This is my take on the intersex being as common as redhead myth. As someone who arguably was born in that 0.02-0.05% range to the degree of being surgically altered as a baby and nearly put through reassignment procedures.. these will be very ugly thoughts.
To start with, Anne Fausto-Sterling wrote in an essay in 1993 that sex should be on a continuum and this continued to her publishing in 2000. She argues a case involving a 1840s individual who was reported to have a penis, testicles while also menstruating. This case isn't clear.
Levi Suydam was a 23 year old "man" in Salisbury, Connecticut, however the only records is that Levi Suydam was looked at by a doctor and was confirmed to have a penis, now given how poor technology, especially medical was back then? This claim isn't much to go off of.
Suydam was reported to be more "female-looking" then "male-looking." Reports indicate Suydam had a penis, some suggest he had testicles as well. However it seemed most of Suydam's investigation hung to him being gender-non conforming. Thankfully there is medical literature though
Suydam had a "penis," two and a half inches. The scrotum was not fully developed either being half the usual size and not pendulous. Suydam's investigation concluded he had one testicle, although the status of it was uncertain. However there's one curious part at the very end.
"made with an instrument, the opening through which he has ever since performed micturition." - Which suggests that Suydam had been subject through surgical reassignment of what nature? No one knows, whether Suydam was male or female is unsure but given he supposedly menstruated?
Suydam's case was one of the big arguments for why sex is not binary, yet on further analysis of the case Suydam had ovotesticular syndrome and likely was female while also being surgically altered at birth due to the standards at the time. The bothering part is the gender stuff.

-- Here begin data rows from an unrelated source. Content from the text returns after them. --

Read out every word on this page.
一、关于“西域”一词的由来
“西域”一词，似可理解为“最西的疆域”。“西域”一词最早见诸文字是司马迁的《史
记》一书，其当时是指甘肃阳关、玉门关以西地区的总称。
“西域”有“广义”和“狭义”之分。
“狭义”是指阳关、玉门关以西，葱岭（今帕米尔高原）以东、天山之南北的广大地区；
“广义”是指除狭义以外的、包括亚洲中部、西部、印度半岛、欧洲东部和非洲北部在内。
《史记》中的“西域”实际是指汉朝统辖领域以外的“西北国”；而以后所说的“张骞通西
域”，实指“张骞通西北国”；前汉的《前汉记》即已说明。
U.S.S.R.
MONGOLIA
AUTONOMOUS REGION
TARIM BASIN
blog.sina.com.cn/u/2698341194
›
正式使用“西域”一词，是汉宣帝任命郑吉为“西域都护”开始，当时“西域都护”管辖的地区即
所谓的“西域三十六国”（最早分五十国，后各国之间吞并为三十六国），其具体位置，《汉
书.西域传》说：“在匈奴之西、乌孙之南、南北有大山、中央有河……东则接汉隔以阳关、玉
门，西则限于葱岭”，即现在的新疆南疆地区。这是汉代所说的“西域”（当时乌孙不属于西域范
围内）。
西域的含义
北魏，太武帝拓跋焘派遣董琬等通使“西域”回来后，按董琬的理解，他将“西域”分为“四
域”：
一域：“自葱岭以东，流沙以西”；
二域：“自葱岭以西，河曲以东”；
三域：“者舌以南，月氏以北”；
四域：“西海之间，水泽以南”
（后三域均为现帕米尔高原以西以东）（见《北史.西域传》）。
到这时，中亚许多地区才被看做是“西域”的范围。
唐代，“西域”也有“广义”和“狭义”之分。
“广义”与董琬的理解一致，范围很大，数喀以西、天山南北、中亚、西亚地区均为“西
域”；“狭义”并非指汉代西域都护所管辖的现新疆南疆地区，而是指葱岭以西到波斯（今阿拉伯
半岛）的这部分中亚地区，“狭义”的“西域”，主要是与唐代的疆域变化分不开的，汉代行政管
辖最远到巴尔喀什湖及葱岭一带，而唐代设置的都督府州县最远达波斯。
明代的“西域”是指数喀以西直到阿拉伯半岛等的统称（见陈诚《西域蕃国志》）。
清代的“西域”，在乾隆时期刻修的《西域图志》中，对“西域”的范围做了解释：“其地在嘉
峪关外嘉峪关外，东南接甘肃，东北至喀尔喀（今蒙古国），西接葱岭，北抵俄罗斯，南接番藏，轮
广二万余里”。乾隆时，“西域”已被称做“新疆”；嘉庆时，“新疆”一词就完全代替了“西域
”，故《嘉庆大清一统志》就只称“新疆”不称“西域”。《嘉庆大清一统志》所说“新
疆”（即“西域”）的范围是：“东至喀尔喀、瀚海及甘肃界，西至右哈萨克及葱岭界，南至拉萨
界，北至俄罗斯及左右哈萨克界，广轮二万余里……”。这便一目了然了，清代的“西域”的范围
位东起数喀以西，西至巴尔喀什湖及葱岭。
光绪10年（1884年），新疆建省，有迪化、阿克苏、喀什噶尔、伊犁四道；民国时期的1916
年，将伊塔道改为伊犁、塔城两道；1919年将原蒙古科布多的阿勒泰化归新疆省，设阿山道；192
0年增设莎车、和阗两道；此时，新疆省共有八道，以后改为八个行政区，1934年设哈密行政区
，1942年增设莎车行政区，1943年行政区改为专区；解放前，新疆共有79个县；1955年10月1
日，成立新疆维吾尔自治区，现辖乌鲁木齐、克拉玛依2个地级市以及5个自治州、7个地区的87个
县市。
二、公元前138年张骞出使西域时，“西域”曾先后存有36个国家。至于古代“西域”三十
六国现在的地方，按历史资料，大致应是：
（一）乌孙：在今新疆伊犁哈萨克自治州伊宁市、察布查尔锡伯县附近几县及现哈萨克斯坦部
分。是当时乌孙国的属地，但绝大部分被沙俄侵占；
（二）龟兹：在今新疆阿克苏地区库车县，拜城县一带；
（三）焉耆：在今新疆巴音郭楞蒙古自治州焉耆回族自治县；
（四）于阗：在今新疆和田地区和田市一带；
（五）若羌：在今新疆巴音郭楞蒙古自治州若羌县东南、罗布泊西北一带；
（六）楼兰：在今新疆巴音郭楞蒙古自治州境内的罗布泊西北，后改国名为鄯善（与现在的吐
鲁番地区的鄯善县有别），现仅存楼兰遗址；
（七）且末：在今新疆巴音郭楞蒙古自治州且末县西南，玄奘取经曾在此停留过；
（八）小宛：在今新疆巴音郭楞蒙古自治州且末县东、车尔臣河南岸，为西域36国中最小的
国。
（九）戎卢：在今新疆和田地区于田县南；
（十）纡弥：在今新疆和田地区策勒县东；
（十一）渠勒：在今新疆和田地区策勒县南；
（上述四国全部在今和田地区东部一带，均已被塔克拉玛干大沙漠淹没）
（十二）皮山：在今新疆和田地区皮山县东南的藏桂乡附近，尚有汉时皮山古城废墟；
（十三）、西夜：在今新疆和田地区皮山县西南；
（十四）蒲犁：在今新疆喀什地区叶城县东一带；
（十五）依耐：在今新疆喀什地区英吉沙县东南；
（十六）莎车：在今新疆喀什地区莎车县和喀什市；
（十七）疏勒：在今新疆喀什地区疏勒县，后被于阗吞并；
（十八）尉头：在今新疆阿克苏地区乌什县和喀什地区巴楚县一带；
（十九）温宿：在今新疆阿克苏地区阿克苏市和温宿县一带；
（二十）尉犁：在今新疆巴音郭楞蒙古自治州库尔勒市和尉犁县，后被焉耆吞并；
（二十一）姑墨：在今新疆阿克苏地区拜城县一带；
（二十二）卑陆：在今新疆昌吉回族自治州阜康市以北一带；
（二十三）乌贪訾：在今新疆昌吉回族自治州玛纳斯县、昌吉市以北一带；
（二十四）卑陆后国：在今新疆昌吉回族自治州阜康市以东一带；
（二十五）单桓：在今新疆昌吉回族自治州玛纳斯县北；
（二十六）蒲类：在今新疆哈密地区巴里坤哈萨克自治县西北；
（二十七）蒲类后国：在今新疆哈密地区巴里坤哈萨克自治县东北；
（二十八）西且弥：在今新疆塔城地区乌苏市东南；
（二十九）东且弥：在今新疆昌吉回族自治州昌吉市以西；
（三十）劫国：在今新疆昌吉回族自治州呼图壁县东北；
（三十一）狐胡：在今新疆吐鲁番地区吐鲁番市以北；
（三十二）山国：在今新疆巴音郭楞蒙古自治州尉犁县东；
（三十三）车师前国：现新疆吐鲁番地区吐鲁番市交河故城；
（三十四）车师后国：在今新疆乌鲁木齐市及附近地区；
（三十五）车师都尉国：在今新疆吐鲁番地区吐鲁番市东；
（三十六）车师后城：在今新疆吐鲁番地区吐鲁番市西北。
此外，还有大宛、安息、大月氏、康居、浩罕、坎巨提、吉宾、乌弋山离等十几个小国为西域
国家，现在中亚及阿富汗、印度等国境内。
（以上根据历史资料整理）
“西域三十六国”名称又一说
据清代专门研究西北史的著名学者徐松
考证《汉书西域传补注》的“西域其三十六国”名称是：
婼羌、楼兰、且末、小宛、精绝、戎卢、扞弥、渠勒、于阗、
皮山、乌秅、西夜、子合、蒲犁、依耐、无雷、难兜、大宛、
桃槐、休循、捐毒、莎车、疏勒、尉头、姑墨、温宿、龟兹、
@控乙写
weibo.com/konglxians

Fausto-Sterling asserts that 1.7% of human births are intersex in nature. This figure is widely quoted and used. Fausto-Sterling argues that 1-2% of births don't fall in the tight definition of all-male, and all-female. She argues there's greater human variety then supposed.
Fausto-Sterling defines intersex as "individual who deviates from the Platonic ideal of physical dimorphism at the chromosome, genital, gonadal or hormonal levels." - This definition is too broad and it includes cases such as PCOS and artificially changing your hormone profile.
Fausto-Sterling's percentage is so absurd because she includes LOCAH, or Late-Onset Congenital Adrenal Hyperplasia. In terms of "intersex" I follow the idea that it's a medical umbrella related to congenital conditions of sexual development, or CCSD. In other words, within utero.
A twitter user created a graph that you've probably seen a few times now, but it lays out the percentages and statistics for CCSDs recorded.
The majority of Fausto-Sterling's myth in terms of statistics comes from the inflated statistic including LOCAH, however LOCAH in the very majority of cases is not intersex as the impact of the CCSD doesn't occur at utero. It shows up later, with many overlaps to PCOS no less.
Klinefelter[XXY] - 0.100%
Conditions that aren't XX/XY - 0.060%
Vaginal Agenesis - 0.017%
AIS - 0.008%
CAH - 0.008%
Ovotestis - 0.001%
Idiopathic - 0.001%
PAIS - 0.001%
5-ARD, Mixed Gonadal Dysgenesis, PMDS, Mosaic - No Estimate.
The total comes to around 0.2% in actuality if we factor compatible cases but really 0.18%. Compared to Fausting-Sterling's inflated rate of 1.7%, that is if you follow a reliable definition of "intersex" by classification of congenital conditions of sexual development.
This false statistic that makes intersex people seem more common then we are? It doesn't help us. It actually muddles the water and makes it harder for us to actively gather resources and means to support those born with VSDs/CCSDs.
Treatment of individuals should not be based on their prevalence in a population. We should normalize this point, instead of citing inflated statistics some of which even normalized othering intersex bodies as "other sex classifications." Reinforcing that supposed "harmful idea"
I can also recommend Colin Wright's article on this very same topic, as well as Zach Elliot's analysis.

https://twitter.com/zaelefty/status/1254931050112917504

https://colinwright.substack.com/p/intersex-is-not-as-common-as-red
This is a common and harmful myth I see thrown about recklessly particularly by LGBT activists. I came across the 1.7% claim too many times to count and some have even inflated it further using PCOS or even trans people and their artificial alteration of their endocrine profile.